The Federal Trade Commission April 23 voted 3-2 to issue a final rule that would ban as an unfair method of competition contractual terms that prohibit workers from pursuing certain employment after their contract with an employer ends. The final rule does not apply to existing agreements with executives earning more than $151,164 annually who are in policymaking positions. In addition, although the Commission recognized that it does not have jurisdiction over not-for-profit entities, it reserved the right to evaluate an entity’s non-profit status and noted that some “entities that claim tax-exempt nonprofit status may in fact fall under the Commission’s jurisdiction.” Specifically, it stated that “some portion of the 58% of hospitals that claim tax-exempt status as nonprofits and the 19% of hospitals that are identified as State or local government hospitals in the data cited by AHA likely fall under the Commission’s jurisdiction and the final rule’s purview.”

The rule takes effect 120 days after publication in the Federal Register and includes model language that employers can use to communicate to workers.  The United States Chamber of Commerce has already indicated that it will file suit to challenge the final rule.
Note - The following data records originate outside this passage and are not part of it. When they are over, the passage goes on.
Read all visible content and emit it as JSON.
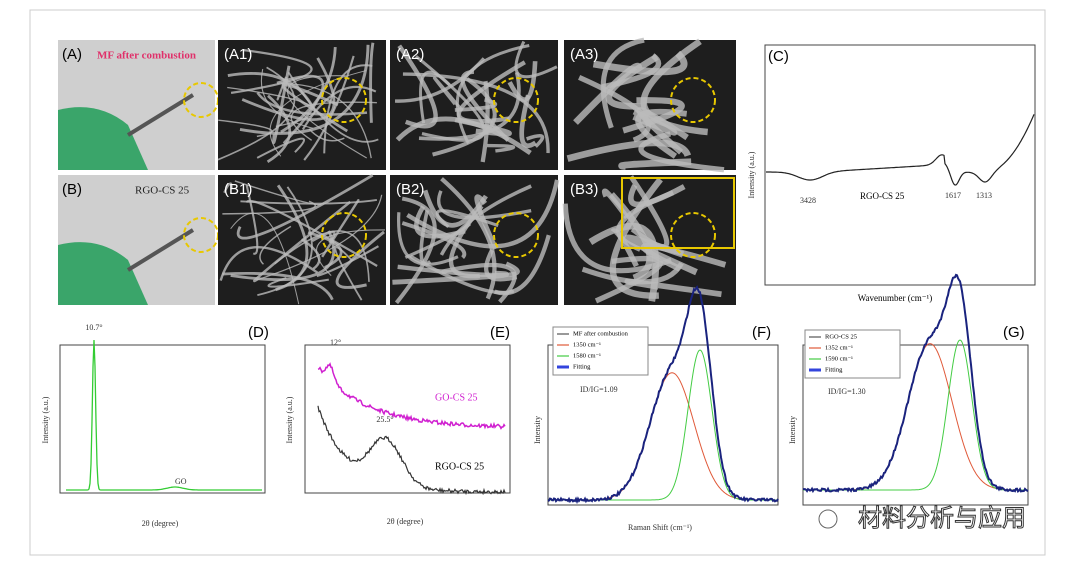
{
  "panels": {
    "a": "(A)",
    "a1": "(A1)",
    "a2": "(A2)",
    "a3": "(A3)",
    "b": "(B)",
    "b1": "(B1)",
    "b2": "(B2)",
    "b3": "(B3)",
    "c": "(C)",
    "d": "(D)",
    "e": "(E)",
    "f": "(F)",
    "g": "(G)"
  },
  "photo_labels": {
    "a": "MF after combustion",
    "b": "RGO-CS 25"
  },
  "panel_c": {
    "sample": "RGO-CS 25",
    "x_label": "Wavenumber (cm⁻¹)",
    "y_label": "Intensity (a.u.)",
    "peaks": [
      "3428",
      "1617",
      "1313"
    ]
  },
  "panel_d": {
    "peak": "10.7°",
    "sample": "GO",
    "x_label": "2θ (degree)",
    "y_label": "Intensity (a.u.)"
  },
  "panel_e": {
    "peak_top": "12°",
    "peak_bottom": "25.5°",
    "sample_top": "GO-CS 25",
    "sample_bottom": "RGO-CS 25",
    "x_label": "2θ (degree)",
    "y_label": "Intensity (a.u.)"
  },
  "panel_f": {
    "legend": [
      "MF after combustion",
      "1350 cm⁻¹",
      "1580 cm⁻¹",
      "Fitting"
    ],
    "ratio": "ID/IG=1.09",
    "x_label": "Raman Shift (cm⁻¹)",
    "y_label": "Intensity"
  },
  "panel_g": {
    "legend": [
      "RGO-CS 25",
      "1352 cm⁻¹",
      "1590 cm⁻¹",
      "Fitting"
    ],
    "ratio": "ID/IG=1.30",
    "y_label": "Intensity"
  },
  "watermark": "材料分析与应用"
}
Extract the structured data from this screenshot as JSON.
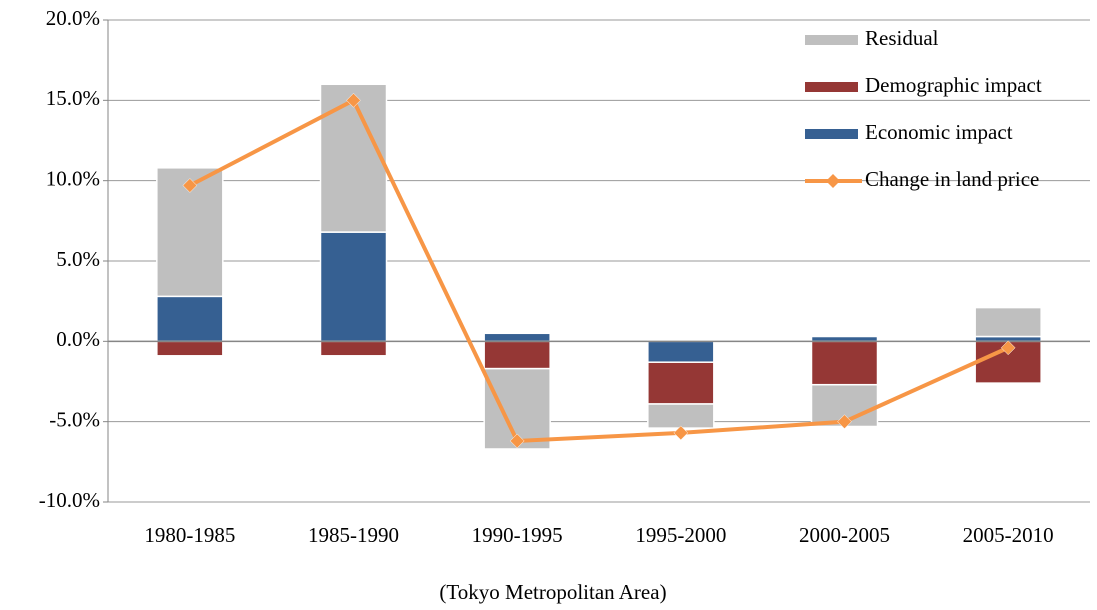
{
  "chart_data": {
    "type": "stacked_bar_line",
    "x_label": "(Tokyo Metropolitan Area)",
    "categories": [
      "1980-1985",
      "1985-1990",
      "1990-1995",
      "1995-2000",
      "2000-2005",
      "2005-2010"
    ],
    "series": [
      {
        "name": "Economic impact",
        "type": "bar",
        "color": "#366092",
        "values": [
          2.8,
          6.8,
          0.5,
          -1.3,
          0.3,
          0.3
        ]
      },
      {
        "name": "Demographic impact",
        "type": "bar",
        "color": "#953735",
        "values": [
          -0.9,
          -0.9,
          -1.7,
          -2.6,
          -2.7,
          -2.6
        ]
      },
      {
        "name": "Residual",
        "type": "bar",
        "color": "#bfbfbf",
        "values": [
          8.0,
          9.2,
          -5.0,
          -1.5,
          -2.6,
          1.8
        ]
      },
      {
        "name": "Change in land price",
        "type": "line",
        "color": "#f79646",
        "values": [
          9.7,
          15.0,
          -6.2,
          -5.7,
          -5.0,
          -0.4
        ]
      }
    ],
    "ylim": [
      -10,
      20
    ],
    "yticks": [
      {
        "value": -10,
        "label": "-10.0%"
      },
      {
        "value": -5,
        "label": "-5.0%"
      },
      {
        "value": 0,
        "label": "0.0%"
      },
      {
        "value": 5,
        "label": "5.0%"
      },
      {
        "value": 10,
        "label": "10.0%"
      },
      {
        "value": 15,
        "label": "15.0%"
      },
      {
        "value": 20,
        "label": "20.0%"
      }
    ],
    "negative_tick_color": "#ff0000",
    "grid": true,
    "legend": "top-right"
  }
}
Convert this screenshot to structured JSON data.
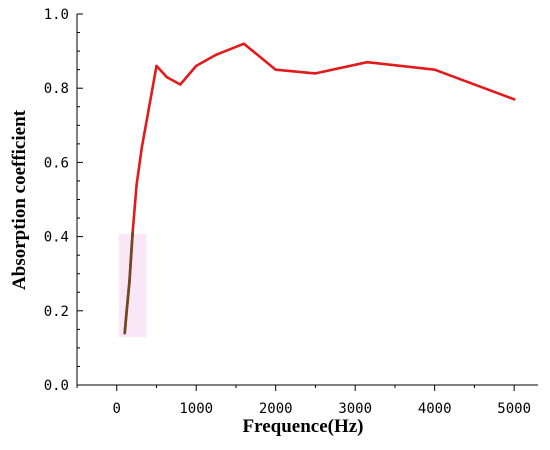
{
  "chart_data": {
    "type": "line",
    "title": "",
    "xlabel": "Frequence(Hz)",
    "ylabel": "Absorption coefficient",
    "xlim": [
      -500,
      5300
    ],
    "ylim": [
      0,
      1.0
    ],
    "x_ticks": [
      0,
      1000,
      2000,
      3000,
      4000,
      5000
    ],
    "x_tick_labels": [
      "0",
      "1000",
      "2000",
      "3000",
      "4000",
      "5000"
    ],
    "y_ticks": [
      0,
      0.2,
      0.4,
      0.6,
      0.8,
      1.0
    ],
    "y_tick_labels": [
      "0.0",
      "0.2",
      "0.4",
      "0.6",
      "0.8",
      "1.0"
    ],
    "grid": false,
    "legend": "none",
    "series": [
      {
        "color": "#e31a1c",
        "x": [
          100,
          125,
          160,
          200,
          250,
          315,
          400,
          500,
          630,
          800,
          1000,
          1250,
          1600,
          2000,
          2500,
          3150,
          4000,
          5000
        ],
        "y": [
          0.14,
          0.2,
          0.28,
          0.41,
          0.54,
          0.64,
          0.74,
          0.86,
          0.83,
          0.81,
          0.86,
          0.89,
          0.92,
          0.85,
          0.84,
          0.87,
          0.85,
          0.77
        ]
      }
    ],
    "low_frequency_segment": {
      "color": "#6b4a1e",
      "highlight_color": "#f7dcf3",
      "x_range": [
        100,
        200
      ]
    }
  }
}
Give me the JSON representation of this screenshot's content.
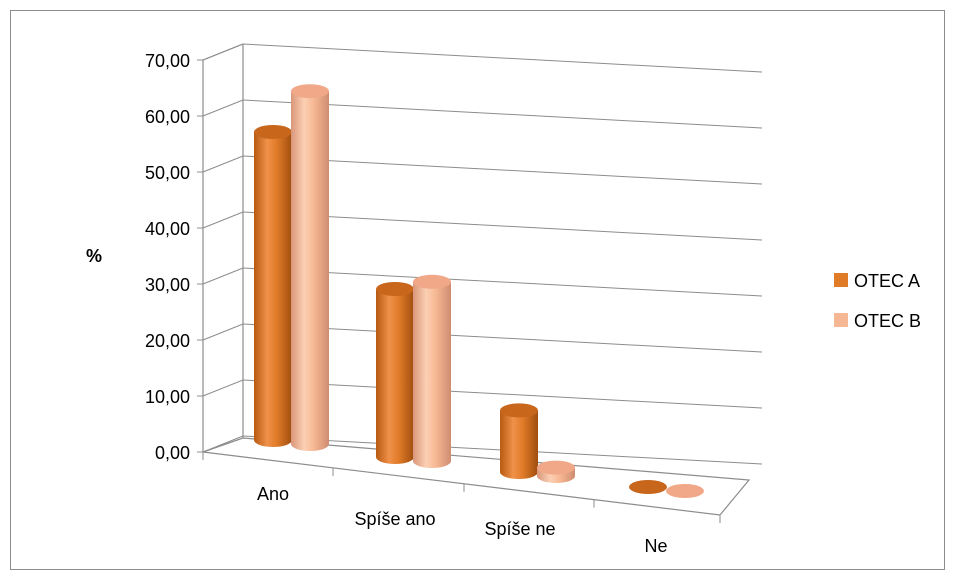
{
  "chart_data": {
    "type": "bar",
    "style": "3d-cylinder",
    "categories": [
      "Ano",
      "Spíše ano",
      "Spíše ne",
      "Ne"
    ],
    "series": [
      {
        "name": "OTEC A",
        "values": [
          55.0,
          30.0,
          11.0,
          0.0
        ],
        "color": "#e07b28"
      },
      {
        "name": "OTEC B",
        "values": [
          63.0,
          32.0,
          1.5,
          0.0
        ],
        "color": "#f6b894"
      }
    ],
    "ylabel": "%",
    "xlabel": "",
    "ylim": [
      0,
      70
    ],
    "yticks": [
      "0,00",
      "10,00",
      "20,00",
      "30,00",
      "40,00",
      "50,00",
      "60,00",
      "70,00"
    ],
    "grid": true,
    "legend": "right"
  }
}
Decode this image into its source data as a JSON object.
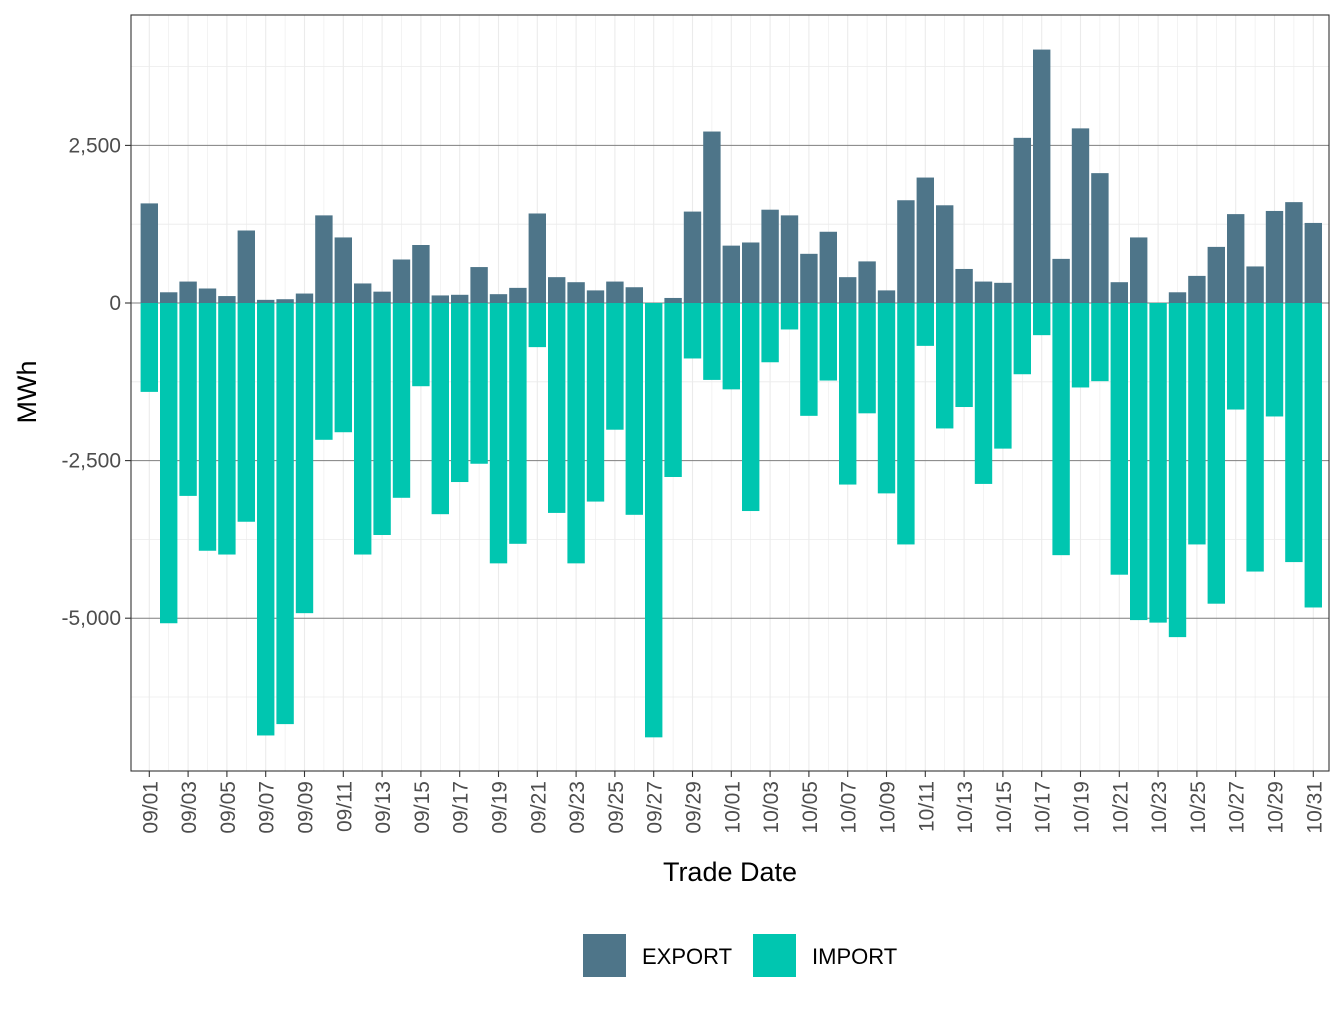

AHA had urged the agency to withdraw the proposed regulation or exempt the hospital field.

In a statement shared with the media today, Chad Golder, AHA general counsel and secretary, said, “For all of the reasons the AHA explained in its comment letter, the FTC’s final rule banning non-compete agreements for all employees across all sectors of the economy is bad law, bad policy, and a clear sign of an agency run amok.  The agency’s stubborn insistence on issuing this sweeping rule — despite mountains of contrary legal precedent and evidence about its adverse impacts on the health care markets — is further proof that the agency has little regard for its place in our constitutional order.  Three unelected officials should not be permitted to regulate the entire United States economy and stretch their authority far beyond what Congress granted it--including by claiming the power to regulate certain tax-exempt, non-profit organizations. The only saving grace is that this rule will likely be short-lived, with courts almost certain to stop it before it can do damage to hospitals’ ability to care for their patients and communities.”